Alfred Tallia with Quality Institute Board Member.
Alfred F. Tallia, MD, MPH, Professor and Chair of Family Medicine and Community Health at the Robert Wood Johnson Medical School at Rutgers University.
You recently were named Chair of the National Board of Medical Examiners. What critical differences do you see between your medical school education and the medical school education of today?
Over the course of the last 40 years — from the time I was a medial student to where we are today — I’ve seen an enormous shift away from what I call ‘paternalism.’ The doctor was considered the arbiter of what’s right or wrong. Now we see that the patient is the driver of their health care needs and the role not just of the physician, but of all health care providers, is to get the patient to the best place he or she can possibly be with respect to their health. It’s been a cultural shift.
You have been part of the Quality Institute for two decades through your leadership at Rutgers Robert Wood Johnson Medical School. What do you value most about your membership?

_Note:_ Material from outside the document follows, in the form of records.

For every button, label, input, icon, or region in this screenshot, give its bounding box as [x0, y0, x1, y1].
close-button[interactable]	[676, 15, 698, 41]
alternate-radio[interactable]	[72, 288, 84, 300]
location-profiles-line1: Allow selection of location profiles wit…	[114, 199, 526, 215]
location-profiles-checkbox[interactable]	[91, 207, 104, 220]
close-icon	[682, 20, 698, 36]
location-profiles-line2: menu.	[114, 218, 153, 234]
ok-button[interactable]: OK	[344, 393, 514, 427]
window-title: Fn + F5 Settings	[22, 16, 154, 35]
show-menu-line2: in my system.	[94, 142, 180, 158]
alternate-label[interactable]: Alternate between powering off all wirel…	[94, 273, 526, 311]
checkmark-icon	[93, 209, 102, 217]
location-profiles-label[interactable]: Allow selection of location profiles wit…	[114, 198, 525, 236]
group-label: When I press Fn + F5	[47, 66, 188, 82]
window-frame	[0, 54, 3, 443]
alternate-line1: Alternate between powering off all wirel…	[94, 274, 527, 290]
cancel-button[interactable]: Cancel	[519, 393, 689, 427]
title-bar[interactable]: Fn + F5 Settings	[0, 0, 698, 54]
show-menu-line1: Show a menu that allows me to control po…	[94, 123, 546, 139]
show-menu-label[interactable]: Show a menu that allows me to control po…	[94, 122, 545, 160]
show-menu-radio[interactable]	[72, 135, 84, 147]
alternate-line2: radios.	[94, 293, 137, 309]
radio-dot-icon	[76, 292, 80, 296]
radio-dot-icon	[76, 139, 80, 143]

My life and my work is all about improving the quality of care that we as clinicians provide to our patients. As you might imagine, I found from the very beginning of working with Quality Institute — I was there at its inception — that my work was congruent with the objectives of the Quality Institute. I can say that everything the Quality Institute does and stands for fits tightly with everything I’ve tried to do as an academic physician.
Primary care and family medicine is essential to almost all of the new alternative payment models and innovations. How are you preparing your students for these changes?
I can tell you that we’ve been preparing and waiting for these innovations for 50 years! Every other Westernized, industrialized country — except for the United States — has recognized that primary care, family medicine specifically, along with public health, is an essential ingredient to having a healthy population…My work at Rutgers Robert Wood Johnson Medical School is connected to my work on the national level. I was involved in the Patient-Centered Primary Care Collaborative in Washington that had significant influence in framing the Affordable Care Act. At Rutgers, we have participated with just about every CMS and CMS Innovation Center experiment around different modalities that promote primary care and promote patients involvement in their own care. This works synergistically with what the Quality Institute is doing to improve care for individuals and families, particularly those in lower socio-economic populations.
You talk to many medical students unsure of their path in medicine. What changes in health care do you want to see that would encourage more young doctors and medical students to pursue a career in primary care?
The evidence boils down to economics. All the data we have from around the world demonstrates the more primary care you have the better the health of the population — and it costs a lot less. The reality is we have just about opposite the work force of other OECD (Organization for Economic Cooperation and Development) nations. Those countries have about 70 percent of their health care work force in primary care and about 30 percent in sub-specialty care. The United States actually has just the opposite. We have about 30 percent workforce in primary care and that means physicians, physician assistants, nurse practitioners.
Why is that? It’s the way the reward system is set up. The reward system in the United States has been pretty much promulgated by MedPAC, a committee mostly dominated by sub-specialists, that recommends to Medicare how to reimburse for things. Medicare has followed their lead. As a result, procedural and acute services are reimbursed at a far higher rate than cognitive and chronic/preventive services — disadvantaging family physicians, who mostly work in the cognitive domain. Medical students are smart people, and a lot of them go into debt to finance their education. So the more we can promote equity in the reward systems, the more likely we will get the workforce we need.
You have seen many innovations in health care. Looking ahead, what innovations do you believe will make the most difference to patients and their families?
Transparency in health care, specifically the reporting of performance of different parts of the health care system, will empower patients to make decisions that will benefit them. Not just on cost. That’s important. But reporting of quality data on hospitals and clinicians really is something that is empowering to people and will drive change for the better.